Skip to content

Namespace: split

With help of function defined inside this namespace you can define your own spit criteria. If these, automatically generated from attribute definitions are not enough for you. This should not be generally needed, for some advanced usages, you can create some pseudo fields in your data set.

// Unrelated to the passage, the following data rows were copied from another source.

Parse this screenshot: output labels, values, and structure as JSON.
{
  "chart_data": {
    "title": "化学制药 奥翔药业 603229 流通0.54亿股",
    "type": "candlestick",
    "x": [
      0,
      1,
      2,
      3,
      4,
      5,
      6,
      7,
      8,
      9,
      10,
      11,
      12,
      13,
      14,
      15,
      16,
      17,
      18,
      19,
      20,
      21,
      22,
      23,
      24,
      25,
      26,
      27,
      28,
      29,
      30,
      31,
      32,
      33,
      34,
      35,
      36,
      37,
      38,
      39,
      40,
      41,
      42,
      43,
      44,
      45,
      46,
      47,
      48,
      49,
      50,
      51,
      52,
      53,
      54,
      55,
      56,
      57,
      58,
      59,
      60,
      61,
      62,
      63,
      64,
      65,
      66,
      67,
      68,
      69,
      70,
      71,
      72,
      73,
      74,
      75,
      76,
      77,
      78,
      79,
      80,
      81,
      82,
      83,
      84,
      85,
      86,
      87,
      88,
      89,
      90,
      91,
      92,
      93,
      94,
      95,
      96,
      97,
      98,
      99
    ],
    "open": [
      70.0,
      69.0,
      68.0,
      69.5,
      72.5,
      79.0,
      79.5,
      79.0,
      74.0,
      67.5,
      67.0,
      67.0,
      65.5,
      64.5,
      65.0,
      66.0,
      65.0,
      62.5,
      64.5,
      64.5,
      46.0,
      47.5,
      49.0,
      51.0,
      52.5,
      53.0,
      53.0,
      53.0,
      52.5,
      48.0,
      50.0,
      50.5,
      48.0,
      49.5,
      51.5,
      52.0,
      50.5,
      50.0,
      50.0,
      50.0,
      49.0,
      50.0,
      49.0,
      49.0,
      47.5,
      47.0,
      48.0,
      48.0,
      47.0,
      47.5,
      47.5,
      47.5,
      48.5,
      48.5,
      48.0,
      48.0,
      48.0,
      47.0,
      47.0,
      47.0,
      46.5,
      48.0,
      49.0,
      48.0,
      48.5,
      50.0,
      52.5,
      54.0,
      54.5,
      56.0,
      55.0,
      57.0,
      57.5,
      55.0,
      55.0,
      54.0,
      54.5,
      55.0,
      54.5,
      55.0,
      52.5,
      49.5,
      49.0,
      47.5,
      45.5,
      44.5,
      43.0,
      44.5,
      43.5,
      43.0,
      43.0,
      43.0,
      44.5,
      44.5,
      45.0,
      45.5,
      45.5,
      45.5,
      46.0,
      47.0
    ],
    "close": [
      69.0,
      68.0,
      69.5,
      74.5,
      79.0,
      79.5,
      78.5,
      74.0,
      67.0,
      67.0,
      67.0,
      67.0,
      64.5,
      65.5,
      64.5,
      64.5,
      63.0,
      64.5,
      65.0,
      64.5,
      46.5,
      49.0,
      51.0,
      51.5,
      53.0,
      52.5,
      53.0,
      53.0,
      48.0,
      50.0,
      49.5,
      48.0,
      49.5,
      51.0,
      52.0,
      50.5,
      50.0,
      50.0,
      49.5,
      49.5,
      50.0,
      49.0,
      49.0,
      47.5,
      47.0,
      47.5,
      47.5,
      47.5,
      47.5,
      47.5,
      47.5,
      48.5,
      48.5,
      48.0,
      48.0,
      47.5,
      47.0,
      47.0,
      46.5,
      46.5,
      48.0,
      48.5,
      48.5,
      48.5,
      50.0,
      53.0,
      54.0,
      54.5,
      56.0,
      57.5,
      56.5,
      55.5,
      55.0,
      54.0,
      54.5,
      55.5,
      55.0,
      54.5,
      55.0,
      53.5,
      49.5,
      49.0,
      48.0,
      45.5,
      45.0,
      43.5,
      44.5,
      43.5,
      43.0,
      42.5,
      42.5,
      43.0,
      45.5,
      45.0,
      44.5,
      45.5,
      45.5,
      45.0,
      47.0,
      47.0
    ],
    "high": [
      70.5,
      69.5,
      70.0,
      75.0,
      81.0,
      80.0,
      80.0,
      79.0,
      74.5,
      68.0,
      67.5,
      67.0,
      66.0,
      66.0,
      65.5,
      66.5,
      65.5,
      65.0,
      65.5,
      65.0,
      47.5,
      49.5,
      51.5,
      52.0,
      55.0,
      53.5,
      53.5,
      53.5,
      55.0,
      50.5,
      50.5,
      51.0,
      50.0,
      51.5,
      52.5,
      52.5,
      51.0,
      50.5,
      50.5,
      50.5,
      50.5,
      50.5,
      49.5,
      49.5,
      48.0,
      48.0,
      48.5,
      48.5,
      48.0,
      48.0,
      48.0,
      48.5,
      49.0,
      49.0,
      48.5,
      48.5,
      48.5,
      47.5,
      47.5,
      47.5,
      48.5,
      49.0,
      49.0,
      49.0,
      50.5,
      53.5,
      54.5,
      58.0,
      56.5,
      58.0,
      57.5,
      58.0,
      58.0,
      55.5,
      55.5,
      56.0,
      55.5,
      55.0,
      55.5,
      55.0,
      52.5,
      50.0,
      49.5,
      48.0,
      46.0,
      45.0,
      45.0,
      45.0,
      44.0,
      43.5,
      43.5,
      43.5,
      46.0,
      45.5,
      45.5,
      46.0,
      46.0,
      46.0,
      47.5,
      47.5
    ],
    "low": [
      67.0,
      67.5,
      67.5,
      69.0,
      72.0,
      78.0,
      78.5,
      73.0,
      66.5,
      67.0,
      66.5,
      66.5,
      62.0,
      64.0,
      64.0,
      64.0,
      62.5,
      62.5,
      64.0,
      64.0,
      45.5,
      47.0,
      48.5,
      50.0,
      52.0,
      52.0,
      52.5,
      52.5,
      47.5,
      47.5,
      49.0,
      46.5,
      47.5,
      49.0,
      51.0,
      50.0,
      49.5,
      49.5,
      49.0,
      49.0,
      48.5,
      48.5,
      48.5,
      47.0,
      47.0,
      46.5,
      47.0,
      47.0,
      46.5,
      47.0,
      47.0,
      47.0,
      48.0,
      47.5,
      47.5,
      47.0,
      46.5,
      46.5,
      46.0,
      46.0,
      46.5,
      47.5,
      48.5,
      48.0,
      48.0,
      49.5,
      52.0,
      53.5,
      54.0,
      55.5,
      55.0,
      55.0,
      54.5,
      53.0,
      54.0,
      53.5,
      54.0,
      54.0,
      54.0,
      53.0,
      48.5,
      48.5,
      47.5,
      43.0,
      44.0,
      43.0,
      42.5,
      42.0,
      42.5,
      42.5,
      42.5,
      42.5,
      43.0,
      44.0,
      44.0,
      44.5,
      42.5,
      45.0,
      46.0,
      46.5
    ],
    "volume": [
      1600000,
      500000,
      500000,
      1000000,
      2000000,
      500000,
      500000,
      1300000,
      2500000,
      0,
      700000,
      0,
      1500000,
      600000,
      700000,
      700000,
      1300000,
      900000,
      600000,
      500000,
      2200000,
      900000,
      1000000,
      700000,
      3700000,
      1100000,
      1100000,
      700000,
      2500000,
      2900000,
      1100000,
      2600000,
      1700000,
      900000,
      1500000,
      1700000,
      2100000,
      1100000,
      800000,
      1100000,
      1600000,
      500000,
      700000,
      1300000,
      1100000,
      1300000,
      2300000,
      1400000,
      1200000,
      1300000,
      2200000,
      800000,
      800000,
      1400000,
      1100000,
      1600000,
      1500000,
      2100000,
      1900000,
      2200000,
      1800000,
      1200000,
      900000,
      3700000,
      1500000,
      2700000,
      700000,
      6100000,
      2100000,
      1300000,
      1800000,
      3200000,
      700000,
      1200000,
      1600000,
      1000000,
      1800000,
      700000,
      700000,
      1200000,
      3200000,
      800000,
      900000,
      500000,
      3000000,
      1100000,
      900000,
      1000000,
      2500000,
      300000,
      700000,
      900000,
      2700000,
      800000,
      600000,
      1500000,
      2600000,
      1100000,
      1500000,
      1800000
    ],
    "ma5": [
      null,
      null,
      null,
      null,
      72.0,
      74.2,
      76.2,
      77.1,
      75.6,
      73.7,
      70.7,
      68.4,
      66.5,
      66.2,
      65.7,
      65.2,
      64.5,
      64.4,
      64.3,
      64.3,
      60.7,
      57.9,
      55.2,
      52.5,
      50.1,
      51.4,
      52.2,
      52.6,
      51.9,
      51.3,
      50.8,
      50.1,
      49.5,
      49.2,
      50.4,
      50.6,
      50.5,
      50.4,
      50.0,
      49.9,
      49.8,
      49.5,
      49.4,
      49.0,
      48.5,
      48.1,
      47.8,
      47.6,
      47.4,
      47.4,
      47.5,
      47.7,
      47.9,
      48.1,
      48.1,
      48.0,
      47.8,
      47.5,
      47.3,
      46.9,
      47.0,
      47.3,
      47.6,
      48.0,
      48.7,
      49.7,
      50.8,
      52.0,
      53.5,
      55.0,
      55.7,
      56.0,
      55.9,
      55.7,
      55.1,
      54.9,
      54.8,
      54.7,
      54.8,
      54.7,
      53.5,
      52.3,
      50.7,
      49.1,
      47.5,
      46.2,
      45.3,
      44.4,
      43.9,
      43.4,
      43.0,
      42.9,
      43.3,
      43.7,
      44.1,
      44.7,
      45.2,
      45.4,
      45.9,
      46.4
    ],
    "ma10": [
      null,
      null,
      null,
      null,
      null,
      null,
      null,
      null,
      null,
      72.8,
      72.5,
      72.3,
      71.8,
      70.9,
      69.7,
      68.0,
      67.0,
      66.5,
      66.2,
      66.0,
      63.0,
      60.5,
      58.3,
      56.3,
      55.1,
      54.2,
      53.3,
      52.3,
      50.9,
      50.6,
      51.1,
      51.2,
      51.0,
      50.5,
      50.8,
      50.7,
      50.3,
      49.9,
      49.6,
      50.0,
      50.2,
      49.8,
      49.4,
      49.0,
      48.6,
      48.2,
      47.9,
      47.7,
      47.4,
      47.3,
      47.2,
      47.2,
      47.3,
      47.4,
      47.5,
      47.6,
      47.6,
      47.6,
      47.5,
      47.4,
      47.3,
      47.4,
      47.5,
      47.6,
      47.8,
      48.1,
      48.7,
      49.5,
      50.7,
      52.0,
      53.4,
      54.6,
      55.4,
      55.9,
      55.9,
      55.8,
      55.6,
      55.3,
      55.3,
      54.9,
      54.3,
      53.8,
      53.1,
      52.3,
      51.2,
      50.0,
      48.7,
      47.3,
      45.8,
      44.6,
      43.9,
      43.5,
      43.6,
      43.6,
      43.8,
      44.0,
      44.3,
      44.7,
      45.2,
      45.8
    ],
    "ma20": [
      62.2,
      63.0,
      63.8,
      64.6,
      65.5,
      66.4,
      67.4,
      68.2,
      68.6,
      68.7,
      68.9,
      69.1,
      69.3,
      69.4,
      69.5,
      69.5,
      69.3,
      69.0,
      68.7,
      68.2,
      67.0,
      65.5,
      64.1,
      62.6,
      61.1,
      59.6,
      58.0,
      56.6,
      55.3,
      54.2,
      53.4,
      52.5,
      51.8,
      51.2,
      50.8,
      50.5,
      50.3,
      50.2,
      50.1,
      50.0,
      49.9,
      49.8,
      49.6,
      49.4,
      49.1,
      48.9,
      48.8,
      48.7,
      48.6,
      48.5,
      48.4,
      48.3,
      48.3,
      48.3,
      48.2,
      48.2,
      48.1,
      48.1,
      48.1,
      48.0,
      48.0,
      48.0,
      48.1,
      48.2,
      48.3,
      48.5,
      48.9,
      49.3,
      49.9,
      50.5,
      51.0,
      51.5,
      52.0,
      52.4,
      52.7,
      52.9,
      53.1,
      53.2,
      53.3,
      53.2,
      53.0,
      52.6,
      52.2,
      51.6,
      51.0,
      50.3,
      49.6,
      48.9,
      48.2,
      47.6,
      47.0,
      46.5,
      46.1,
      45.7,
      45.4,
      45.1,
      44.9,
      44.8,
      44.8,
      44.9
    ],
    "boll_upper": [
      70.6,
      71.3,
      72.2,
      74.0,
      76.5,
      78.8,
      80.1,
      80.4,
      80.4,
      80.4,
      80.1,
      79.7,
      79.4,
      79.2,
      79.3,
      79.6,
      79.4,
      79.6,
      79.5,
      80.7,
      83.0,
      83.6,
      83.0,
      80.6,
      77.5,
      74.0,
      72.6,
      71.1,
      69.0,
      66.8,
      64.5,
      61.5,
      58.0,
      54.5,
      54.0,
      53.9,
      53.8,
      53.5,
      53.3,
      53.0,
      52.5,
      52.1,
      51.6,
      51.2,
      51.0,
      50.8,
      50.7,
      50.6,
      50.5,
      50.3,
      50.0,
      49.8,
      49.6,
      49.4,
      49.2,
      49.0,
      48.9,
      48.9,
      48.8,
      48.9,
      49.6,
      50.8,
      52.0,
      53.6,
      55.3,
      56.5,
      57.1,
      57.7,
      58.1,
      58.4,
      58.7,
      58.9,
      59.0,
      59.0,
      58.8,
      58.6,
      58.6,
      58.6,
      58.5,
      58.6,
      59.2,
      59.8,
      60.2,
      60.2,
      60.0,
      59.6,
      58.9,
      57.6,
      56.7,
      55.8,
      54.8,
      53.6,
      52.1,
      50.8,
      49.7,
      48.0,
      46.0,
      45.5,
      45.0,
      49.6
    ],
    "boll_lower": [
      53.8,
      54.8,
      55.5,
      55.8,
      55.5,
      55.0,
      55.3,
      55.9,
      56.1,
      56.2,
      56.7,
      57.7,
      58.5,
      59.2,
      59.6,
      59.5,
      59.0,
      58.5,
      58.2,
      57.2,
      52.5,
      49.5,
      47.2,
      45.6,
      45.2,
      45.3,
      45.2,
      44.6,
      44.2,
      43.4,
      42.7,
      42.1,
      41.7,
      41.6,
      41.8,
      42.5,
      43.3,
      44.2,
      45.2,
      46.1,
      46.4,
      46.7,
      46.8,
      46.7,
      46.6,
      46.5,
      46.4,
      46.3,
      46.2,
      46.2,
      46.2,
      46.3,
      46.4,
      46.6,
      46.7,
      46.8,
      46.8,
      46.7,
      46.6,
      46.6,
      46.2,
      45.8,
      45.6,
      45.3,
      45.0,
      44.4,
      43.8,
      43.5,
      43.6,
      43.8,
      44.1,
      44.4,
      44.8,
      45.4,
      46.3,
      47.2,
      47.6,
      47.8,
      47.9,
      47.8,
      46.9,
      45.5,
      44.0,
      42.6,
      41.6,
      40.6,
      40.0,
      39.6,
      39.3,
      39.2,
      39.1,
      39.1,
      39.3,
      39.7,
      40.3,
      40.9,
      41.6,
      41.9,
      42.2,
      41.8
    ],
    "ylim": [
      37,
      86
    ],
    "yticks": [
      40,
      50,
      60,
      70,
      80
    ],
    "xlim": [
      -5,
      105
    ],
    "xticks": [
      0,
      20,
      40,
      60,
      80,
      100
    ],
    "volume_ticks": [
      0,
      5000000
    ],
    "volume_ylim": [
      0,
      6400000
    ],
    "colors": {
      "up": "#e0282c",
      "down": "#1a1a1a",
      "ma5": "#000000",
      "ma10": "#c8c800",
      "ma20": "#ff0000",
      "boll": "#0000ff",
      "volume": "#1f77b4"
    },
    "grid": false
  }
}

// WARNING: code is just for demonstration, how to use functions inside split namespace
// you can achieve same effect with data set preprocessing and it will be probably easier (recreate dataset to your needs)

import {
  growTree,
  buildAlgorithmConfiguration,
  split,
  impurity,
  prune,
  sampleDataSets,
  TreeGardenDataSample,
  TreeGardenConfiguration
} from 'tree-garden';


// lets use build-in titanic data set
const { titanicSet } = sampleDataSets;

// lets speedup training phase and have just two age categories - by default all age ranges are generated
const myOwnContinuousAttributeGatheringFn = (attributeId:string, dataSet:TreeGardenDataSample[], configuration:TreeGardenConfiguration) => {
  if (attributeId === 'age') {
    // see we need to return array of arrays as you usually generate more criteria from single attribute
    return [
      ['age', '<', 10], // chick
      ['age', '>', 40] // elder
    ];
  }
  return split.getPossibleSpitCriteriaForContinuousAttribute(attributeId, dataSet, configuration);
};


const algorithmConfig = buildAlgorithmConfiguration(titanicSet, {
  // removed attributes with many values - i can use information gain, which is cheaper for calculation
  excludedAttributes: ['ticket', 'embarked', 'name', 'cabin'],
  getScoreForSplit: impurity.getInformationGainForSplit,
  getAllPossibleSplitCriteriaForContinuousAttribute: myOwnContinuousAttributeGatheringFn
});

const rawTree = growTree(algorithmConfig, titanicSet);
const prunedTree = prune.getPrunedTreeByPessimisticPruning(rawTree);

// output result - put it to visualization tool
console.log(JSON.stringify(prunedTree));

If you put output to visualization tool, you can see our split criteria was used couple of times ;)

Functions

Functions

getPossibleSpitCriteriaForContinuousAttribute

getPossibleSpitCriteriaForContinuousAttribute(attributeId, dataSet, configuration): SplitCriteriaDefinition[]

Parameters

Name Type
attributeId string
dataSet TreeGardenDataSample[]
configuration Object

Returns

SplitCriteriaDefinition[]

Defined in

split.ts:181


getPossibleSpitCriteriaForDiscreteAttribute

getPossibleSpitCriteriaForDiscreteAttribute(attributeId, dataSet, configuration): SplitCriteriaDefinition[]

Parameters

Name Type
attributeId string
dataSet TreeGardenDataSample[]
configuration Object

Returns

SplitCriteriaDefinition[]

Defined in

split.ts:167


getSplitCriteriaFn

getSplitCriteriaFn(attributeId, operator, value?): (currentSample: TreeGardenDataSample) => any

Factory function that returns function that accepts sample and decides what is its tag for splitting useful for unit tests.

Example

const splitDefinition = ['weight', '>', 30] as const;
const splitter = split.getSplitCriteriaFn(...splitDefinition);
console.log(splitter({ weight: 40 })); // should show true

Parameters

Name Type
attributeId string
operator "==" | ">=" | "<=" | ">" | "<"
value? string | number | Function | (string | number)[]

Returns

fn

(currentSample): any

Parameters
Name Type
currentSample TreeGardenDataSample
Returns

any

Defined in

split.ts:47